Artists Paint Shattered La Mesa Storefronts: 'This Isn't About Property Loss'
Days before Saturday's protest and riots in La Mesa, sculptor Spenser Little knew he'd be making art about police brutality and race, but he didn’t yet know what form it would take. He, like many others who attended Saturday's protest, had watched the video of Amaurie Johnson, a black man, being shoved repeatedly, handcuffed and then arrested with little explanation near Grossmont Trolley Station by La Mesa Police.
After Saturday's looting and the weekend's cleanup, Little’s idea took shape.
Little was born and raised in east county San Diego. In fact, years ago, his first apartment was on Lemon Avenue in La Mesa, just overlooking the very shopping center in which he organized dozens of artists to paint the plywood boards covering up storefronts damaged during Saturday's looting.
At the protest, he was moved by the peaceful crowd, and expected the police department to make a statement or have a conversation with the protesters, but that didn't happen. "I was amazed that the La Mesa Police Department didn't do anything except dress for a riot," Little said.
As the day turned to evening, and tensions escalated, Little observed a rage and frustration amongst the crowd. "And you know, when you don't meet that rage with any kind of accountability… the police department did absolutely nothing, so what do they expect when they did nothing but start to shower the crowd — man, woman, child — with pepper balls, pepper spray and flash grenades? And what do you think that's gonna do to a crowd that's peaceful? It's gonna make them mad," Little said.
Little watched the crowd disperse and try to find supplies at the Vons supermarket, where the protesters were denied buying milk, he said.
Throughout the course of the evening, rioters, whether they were part of the earlier protests or not, damaged several storefronts and set fire to two nearby banks.
Little's response to the protests was not surprising; he makes art every day. "I'm an artist; that's my only power. That's what I do," he said. "I have a bad day, I make art; I have a good day, I make art. That's just how I react to everything."
He began calling artist friends and enlisted his sister, Megan Little, to reach out to the local businesses with property damage. She paired each business with an artist, and began conversations between each.
They started a GoFundMe campaign for art supplies, and quickly closed the fundraiser after they exceeded their goal. And then, the artists set to work. Dozens of local artists, including Joe Castillo, Jonny Alexander, Vincente Ghoste, Laurie Nasica, Aaron Glasson, Thao Huynh and more.
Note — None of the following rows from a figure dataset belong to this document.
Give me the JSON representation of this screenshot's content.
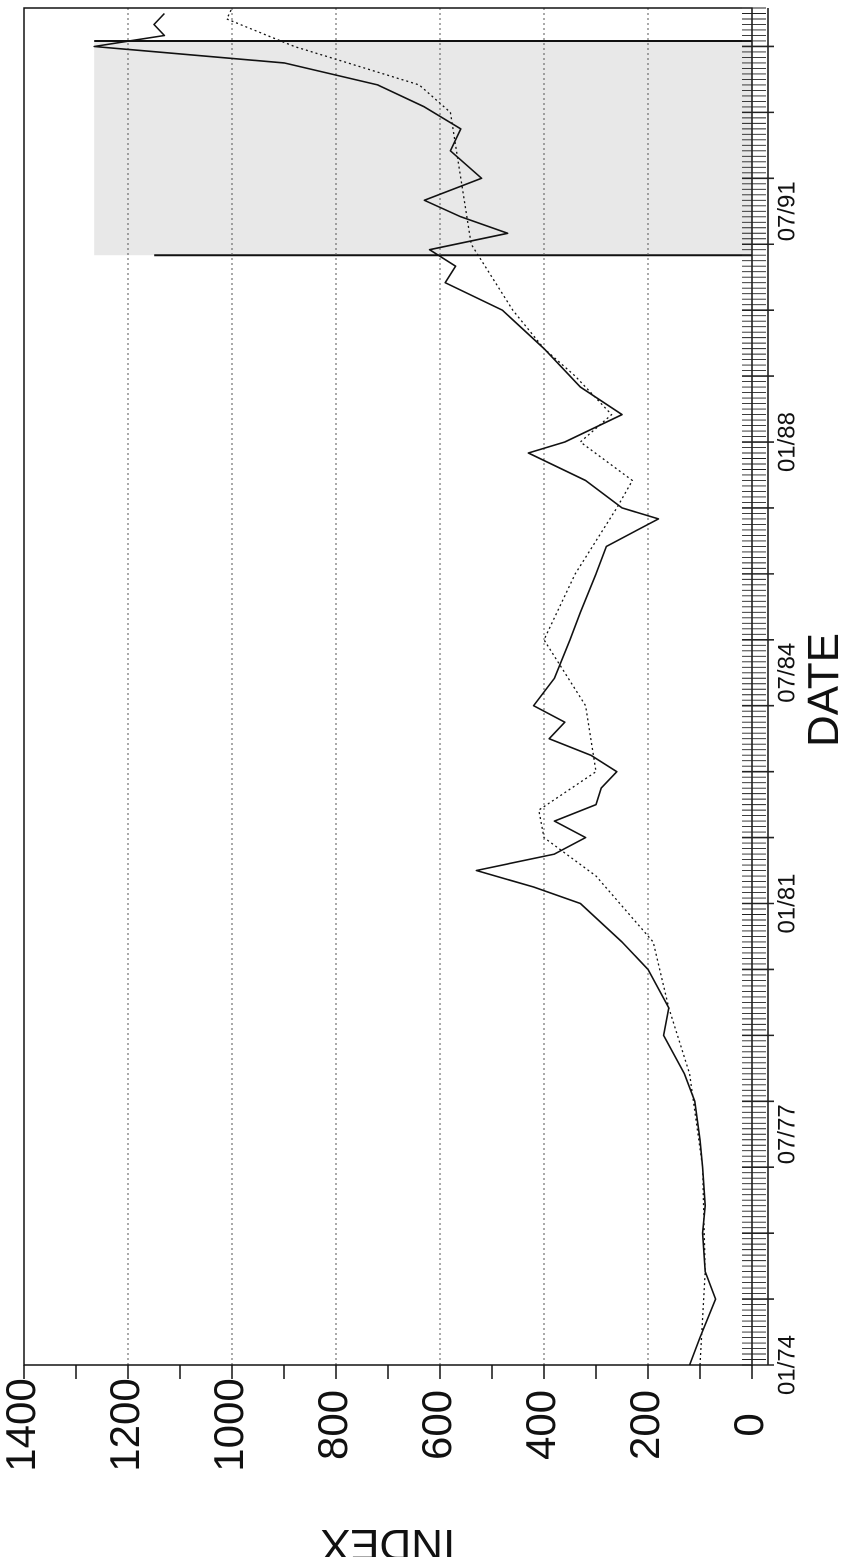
{
  "chart_data": {
    "type": "line",
    "xlabel": "DATE",
    "ylabel": "INDEX",
    "ylim": [
      0,
      1400
    ],
    "y_ticks": [
      "0",
      "200",
      "400",
      "600",
      "800",
      "1000",
      "1200",
      "1400"
    ],
    "x_tick_labels": [
      "01/74",
      "07/77",
      "01/81",
      "07/84",
      "01/88",
      "07/91"
    ],
    "xlim": [
      "1974-01",
      "1994-08"
    ],
    "grid": true,
    "orientation": "rotated 90 degrees (axes drawn sideways)",
    "shaded_region": {
      "x_start": "1990-11",
      "x_end": "1994-02",
      "y_top": 1265
    },
    "series": [
      {
        "style": "solid",
        "points": [
          [
            "1974-01",
            120
          ],
          [
            "1974-06",
            100
          ],
          [
            "1975-01",
            70
          ],
          [
            "1975-06",
            90
          ],
          [
            "1976-01",
            95
          ],
          [
            "1976-06",
            90
          ],
          [
            "1977-01",
            95
          ],
          [
            "1977-06",
            100
          ],
          [
            "1978-01",
            110
          ],
          [
            "1978-06",
            130
          ],
          [
            "1979-01",
            170
          ],
          [
            "1979-06",
            160
          ],
          [
            "1980-01",
            200
          ],
          [
            "1980-06",
            250
          ],
          [
            "1981-01",
            330
          ],
          [
            "1981-04",
            420
          ],
          [
            "1981-07",
            530
          ],
          [
            "1981-10",
            380
          ],
          [
            "1982-01",
            320
          ],
          [
            "1982-04",
            380
          ],
          [
            "1982-07",
            300
          ],
          [
            "1982-10",
            290
          ],
          [
            "1983-01",
            260
          ],
          [
            "1983-04",
            310
          ],
          [
            "1983-07",
            390
          ],
          [
            "1983-10",
            360
          ],
          [
            "1984-01",
            420
          ],
          [
            "1984-06",
            380
          ],
          [
            "1985-01",
            350
          ],
          [
            "1985-06",
            330
          ],
          [
            "1986-01",
            300
          ],
          [
            "1986-06",
            280
          ],
          [
            "1986-11",
            180
          ],
          [
            "1987-01",
            250
          ],
          [
            "1987-06",
            320
          ],
          [
            "1987-11",
            430
          ],
          [
            "1988-01",
            360
          ],
          [
            "1988-06",
            250
          ],
          [
            "1988-11",
            330
          ],
          [
            "1989-01",
            350
          ],
          [
            "1989-06",
            400
          ],
          [
            "1990-01",
            480
          ],
          [
            "1990-06",
            590
          ],
          [
            "1990-09",
            570
          ],
          [
            "1990-12",
            620
          ],
          [
            "1991-03",
            470
          ],
          [
            "1991-06",
            560
          ],
          [
            "1991-09",
            630
          ],
          [
            "1992-01",
            520
          ],
          [
            "1992-06",
            580
          ],
          [
            "1992-10",
            560
          ],
          [
            "1993-02",
            630
          ],
          [
            "1993-06",
            720
          ],
          [
            "1993-10",
            900
          ],
          [
            "1994-01",
            1265
          ],
          [
            "1994-03",
            1130
          ],
          [
            "1994-05",
            1150
          ],
          [
            "1994-07",
            1130
          ]
        ]
      },
      {
        "style": "dotted",
        "points": [
          [
            "1974-01",
            100
          ],
          [
            "1975-06",
            90
          ],
          [
            "1977-01",
            95
          ],
          [
            "1978-06",
            120
          ],
          [
            "1979-06",
            160
          ],
          [
            "1980-06",
            190
          ],
          [
            "1981-06",
            300
          ],
          [
            "1982-01",
            400
          ],
          [
            "1982-06",
            410
          ],
          [
            "1983-01",
            300
          ],
          [
            "1984-01",
            320
          ],
          [
            "1985-01",
            400
          ],
          [
            "1986-01",
            340
          ],
          [
            "1987-01",
            260
          ],
          [
            "1987-06",
            230
          ],
          [
            "1988-01",
            330
          ],
          [
            "1988-06",
            270
          ],
          [
            "1989-01",
            340
          ],
          [
            "1989-06",
            400
          ],
          [
            "1990-01",
            460
          ],
          [
            "1991-01",
            540
          ],
          [
            "1992-01",
            560
          ],
          [
            "1993-01",
            580
          ],
          [
            "1993-06",
            640
          ],
          [
            "1994-01",
            880
          ],
          [
            "1994-06",
            1010
          ],
          [
            "1994-08",
            1000
          ]
        ]
      }
    ]
  }
}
Artist Chloe Becky painted the unmistakable rendering of George Floyd, the man killed in police custody in Minneapolis last week. The mural, on the windows of the beauty school next to Vons, has served as a makeshift memorial since its completion, gathering flowers.
"I wanted to do his portrait to remind everyone the reason for the protest and the damage that was left in its wake. While I don't condone the smashing up of small businesses, people are angry and rightfully so," said Becky. "I have painted portraits before, but never a memorial. I hope I never need to memorialize another innocent life lost to racism and brutality by those that say they are here to 'protect and serve.'"
Little said that the response has been powerful: After word got out, people flocked to the shopping center to see the mural and approached Little and the artist to discuss the project and the issues affecting the community.
Artists Aaron Glasson and Jonny Alexander were also at the protests on Saturday, and had been working on several murals throughout the shopping center, including one on the side of Albertos. "Art can beautify spaces," said Glasson. "It can inspire people and show images of unity and cooperation, and it can voice our concerns and voice our communal escalations."
Not all of the art is protest art. One in-progress piece, on the Pizza Hut windows, features a slice of pepperoni pizza by artist Lourans Mikhail. Joe Castillo was painting large script lettering with the words "La Mesa Strong" and "Open" on a boarded-up window of the Postal Annex. Little said that they spoke with the business owners and wanted to honor their needs. "This is their property. This is us trying to help them and the community. We're not trying to express political views, we're just trying to do a humane act for fellow citizens," Little said.
The act of creating the murals and creating art on damaged storefronts is itself an ephemeral act; ultimately, these plywood boards will be removed as they're replaced by new windows. But Little is prepared to mobilize for other areas if additional damages occur.
"Will art change anything or will art do anything good? Maybe it won't do anything more than just brighten someone's day as they walk by a smashed window, but I hope it shows people that we're human," he said.
"That portrait of George Floyd, I hope that portrait reminds people that this isn't about property loss, this is about human life loss,” said Little. “This is about huge, huge human oppression and people aren't gonna stand for it anymore."